Houston: COVID-19 testing at airports is overdue

As Maritimers continue their hard work to fend off COVID-19, their government has been slow to implement much-needed changes to keep us safe. The McNeil Liberal government has struggled with expanding Nova Scotia’s testing capacity, and our testing rate remains amongst the lowest in Canada.

PC Leader Tim Houston says that if Public Health is building testing capacity, testing should be made available immediately at airports.

“Testing negative when you get off a plane doesn't mean you are COVID-free,” says Houston. “But a positive test ensures we keep better track of the virus entering the province.”

Last month, the government announced that it was increasing testing capacity to reach a goal of being able to process 2,500 tests per day by mid-November.
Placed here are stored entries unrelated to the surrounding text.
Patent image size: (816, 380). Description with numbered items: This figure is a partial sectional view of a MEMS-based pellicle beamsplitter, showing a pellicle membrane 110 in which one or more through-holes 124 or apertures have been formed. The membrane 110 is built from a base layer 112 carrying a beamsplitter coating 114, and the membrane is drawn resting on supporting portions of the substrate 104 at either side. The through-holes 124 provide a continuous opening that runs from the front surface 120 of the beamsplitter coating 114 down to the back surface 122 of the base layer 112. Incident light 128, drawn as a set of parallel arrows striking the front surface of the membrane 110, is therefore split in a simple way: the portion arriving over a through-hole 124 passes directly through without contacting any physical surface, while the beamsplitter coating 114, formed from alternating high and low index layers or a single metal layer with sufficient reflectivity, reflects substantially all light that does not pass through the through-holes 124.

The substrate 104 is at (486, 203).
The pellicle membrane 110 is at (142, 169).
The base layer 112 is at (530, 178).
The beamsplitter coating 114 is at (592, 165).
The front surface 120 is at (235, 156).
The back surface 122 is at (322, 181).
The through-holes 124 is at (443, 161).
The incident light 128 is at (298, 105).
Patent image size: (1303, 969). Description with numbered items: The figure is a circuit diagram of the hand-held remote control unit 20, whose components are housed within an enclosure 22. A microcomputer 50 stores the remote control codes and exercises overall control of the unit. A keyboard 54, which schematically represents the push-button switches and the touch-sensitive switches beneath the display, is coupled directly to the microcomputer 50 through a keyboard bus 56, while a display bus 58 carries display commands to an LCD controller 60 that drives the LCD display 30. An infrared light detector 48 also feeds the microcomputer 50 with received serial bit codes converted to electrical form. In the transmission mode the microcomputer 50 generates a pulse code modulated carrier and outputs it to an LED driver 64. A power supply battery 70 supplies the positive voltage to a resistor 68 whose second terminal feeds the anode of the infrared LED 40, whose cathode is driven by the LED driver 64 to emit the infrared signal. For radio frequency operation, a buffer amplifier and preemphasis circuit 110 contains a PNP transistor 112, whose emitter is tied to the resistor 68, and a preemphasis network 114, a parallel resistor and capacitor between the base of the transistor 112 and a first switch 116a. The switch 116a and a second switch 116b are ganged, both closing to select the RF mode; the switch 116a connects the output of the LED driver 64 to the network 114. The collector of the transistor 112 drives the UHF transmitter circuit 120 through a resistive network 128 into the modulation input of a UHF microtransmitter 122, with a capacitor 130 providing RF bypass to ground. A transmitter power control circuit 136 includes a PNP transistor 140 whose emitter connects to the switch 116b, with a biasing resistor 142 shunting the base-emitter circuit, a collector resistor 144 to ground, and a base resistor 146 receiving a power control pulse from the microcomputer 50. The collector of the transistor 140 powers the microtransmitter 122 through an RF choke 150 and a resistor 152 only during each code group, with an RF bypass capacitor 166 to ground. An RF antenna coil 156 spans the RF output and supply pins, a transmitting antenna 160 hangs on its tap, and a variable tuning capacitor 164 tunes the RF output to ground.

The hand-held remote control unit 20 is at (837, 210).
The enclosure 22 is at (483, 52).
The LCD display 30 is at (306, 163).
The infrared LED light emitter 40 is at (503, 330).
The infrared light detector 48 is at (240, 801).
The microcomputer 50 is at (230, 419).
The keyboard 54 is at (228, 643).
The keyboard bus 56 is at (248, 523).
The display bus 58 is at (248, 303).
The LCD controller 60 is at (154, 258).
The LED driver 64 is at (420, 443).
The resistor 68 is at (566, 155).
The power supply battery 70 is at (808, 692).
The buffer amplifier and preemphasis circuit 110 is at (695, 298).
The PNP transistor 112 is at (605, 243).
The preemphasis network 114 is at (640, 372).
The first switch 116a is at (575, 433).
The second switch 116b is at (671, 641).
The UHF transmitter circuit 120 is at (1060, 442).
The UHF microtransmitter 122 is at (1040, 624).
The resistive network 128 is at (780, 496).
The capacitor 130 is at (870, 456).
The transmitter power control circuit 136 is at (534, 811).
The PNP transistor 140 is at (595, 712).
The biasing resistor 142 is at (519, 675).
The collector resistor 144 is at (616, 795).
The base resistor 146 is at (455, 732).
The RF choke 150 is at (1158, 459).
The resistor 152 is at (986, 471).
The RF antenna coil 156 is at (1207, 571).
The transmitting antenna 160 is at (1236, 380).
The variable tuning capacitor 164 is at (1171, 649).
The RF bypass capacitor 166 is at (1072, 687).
Still, Nova Scotia is testing at the second-lowest per-capita basis in Canada, only marginally ahead of Newfoundland and Labrador.

Since October, the province has averaged 561 tests per day. Most new cases are a result of travel outside the Atlantic Bubble, and Public Health advisories for flight exposures have been issued on several occasions over the past few months.

“If the province has the extra testing capacity, then there is no reason why they should not be testing at airports,” says Houston. “Point of entry testing is the logical next step for tracking the virus and preventing its spread in our province.”

Houston stresses that we should use our resources appropriately, and that means adjusting as situations require.

“Alberta and Ontario are already piloting rapid testing at airports, all while struggling with widespread community transmission of the virus,” says Houston. “We were the last province to adopt the COVID Alert app, let’s not be last on airport testing as well.”